Global benchmark Brent crude oil futures traded 80 cents or 0.9% higher at $87.80 a barrel by 0847 GMT, while U.S. West Texas Intermediate crude futures also gained 71 cents or 0.9% to $82.61 a barrel.
Data showed that overall business activity in the eurozone expanded at its fastest pace in nearly a year this month, led by a buoyant recovery in the bloc's dominant service industry.
Britain's blue-chip FTSE 100 index hit a record high on Tuesday.
Meanwhile, EU foreign ministers agreed in principle on Monday to expand sanctions on Iran following Tehran's missile and drone attack on Israel this month.
The U.S. Senate is set to begin considering a foreign aid package that includes sanctions on Iran's oil exports that target ships, ports, and refineries that process Iranian oil.

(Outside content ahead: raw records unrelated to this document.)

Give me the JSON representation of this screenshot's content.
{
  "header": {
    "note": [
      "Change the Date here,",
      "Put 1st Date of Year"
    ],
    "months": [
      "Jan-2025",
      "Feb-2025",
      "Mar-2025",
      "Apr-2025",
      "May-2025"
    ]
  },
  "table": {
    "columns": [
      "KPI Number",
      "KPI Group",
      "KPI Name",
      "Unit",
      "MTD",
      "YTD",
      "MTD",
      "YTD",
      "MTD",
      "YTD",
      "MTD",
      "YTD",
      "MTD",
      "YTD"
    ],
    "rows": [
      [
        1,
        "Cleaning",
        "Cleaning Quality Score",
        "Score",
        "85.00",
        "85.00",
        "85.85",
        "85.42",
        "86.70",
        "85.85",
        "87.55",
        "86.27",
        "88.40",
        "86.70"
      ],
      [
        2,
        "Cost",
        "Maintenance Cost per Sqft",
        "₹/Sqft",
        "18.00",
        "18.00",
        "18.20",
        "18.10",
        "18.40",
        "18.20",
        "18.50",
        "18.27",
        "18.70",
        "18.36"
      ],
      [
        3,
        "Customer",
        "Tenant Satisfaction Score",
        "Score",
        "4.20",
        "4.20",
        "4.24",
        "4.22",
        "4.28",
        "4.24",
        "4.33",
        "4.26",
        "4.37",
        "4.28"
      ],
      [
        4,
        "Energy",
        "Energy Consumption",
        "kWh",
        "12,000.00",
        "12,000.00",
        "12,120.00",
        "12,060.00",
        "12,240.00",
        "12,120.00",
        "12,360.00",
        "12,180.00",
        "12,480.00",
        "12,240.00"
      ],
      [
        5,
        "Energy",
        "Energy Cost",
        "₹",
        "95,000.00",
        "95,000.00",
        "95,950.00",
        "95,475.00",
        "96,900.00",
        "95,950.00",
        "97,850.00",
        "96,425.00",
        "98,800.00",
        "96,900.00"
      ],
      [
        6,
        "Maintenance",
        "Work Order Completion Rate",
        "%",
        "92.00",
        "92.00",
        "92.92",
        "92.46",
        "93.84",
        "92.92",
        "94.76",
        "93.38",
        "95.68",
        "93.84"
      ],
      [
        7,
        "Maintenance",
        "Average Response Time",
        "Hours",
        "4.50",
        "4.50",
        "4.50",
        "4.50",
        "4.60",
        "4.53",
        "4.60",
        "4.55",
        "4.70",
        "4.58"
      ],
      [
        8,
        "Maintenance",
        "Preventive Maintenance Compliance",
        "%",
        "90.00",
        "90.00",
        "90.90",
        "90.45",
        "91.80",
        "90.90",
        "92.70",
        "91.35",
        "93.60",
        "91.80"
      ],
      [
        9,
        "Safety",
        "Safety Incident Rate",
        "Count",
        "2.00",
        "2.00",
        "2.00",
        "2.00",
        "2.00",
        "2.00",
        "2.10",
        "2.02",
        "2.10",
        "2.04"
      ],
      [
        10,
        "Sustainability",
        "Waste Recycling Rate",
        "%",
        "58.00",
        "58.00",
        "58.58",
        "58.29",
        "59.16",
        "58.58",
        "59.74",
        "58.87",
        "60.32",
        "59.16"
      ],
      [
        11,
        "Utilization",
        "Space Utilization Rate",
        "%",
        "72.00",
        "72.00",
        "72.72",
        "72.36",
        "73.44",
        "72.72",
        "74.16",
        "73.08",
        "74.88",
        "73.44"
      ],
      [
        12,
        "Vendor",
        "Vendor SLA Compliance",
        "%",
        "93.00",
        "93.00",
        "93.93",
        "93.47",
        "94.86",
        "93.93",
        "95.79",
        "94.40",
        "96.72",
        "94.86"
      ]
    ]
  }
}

"The geopolitical backdrop is still very fraught with so many risks at the moment, so clearly we're going to see a lot of volatility until there's a lot more clarity around it," ANZ analysts said in a podcast.
Iran and Israel going beyond "gestural sovereign attacks ... risks the ire of a U.S. that right now has its own political reasons for letting Iranian oil get to water," said John Evans at oil broker PVM.
"Given an incident free week from Israel and Iran, oil watchers will have to look to the wider macro this week."
Investors are waiting for the release of the U.S. gross domestic product figures and the March personal consumption expenditure data - the Fed's preferred inflation gauge - later this week to assess the trajectory of monetary policy.
U.S. crude oil inventories are expected to have increased last week while refined product stockpiles likely fell, according to a preliminary Reuters poll of analysts.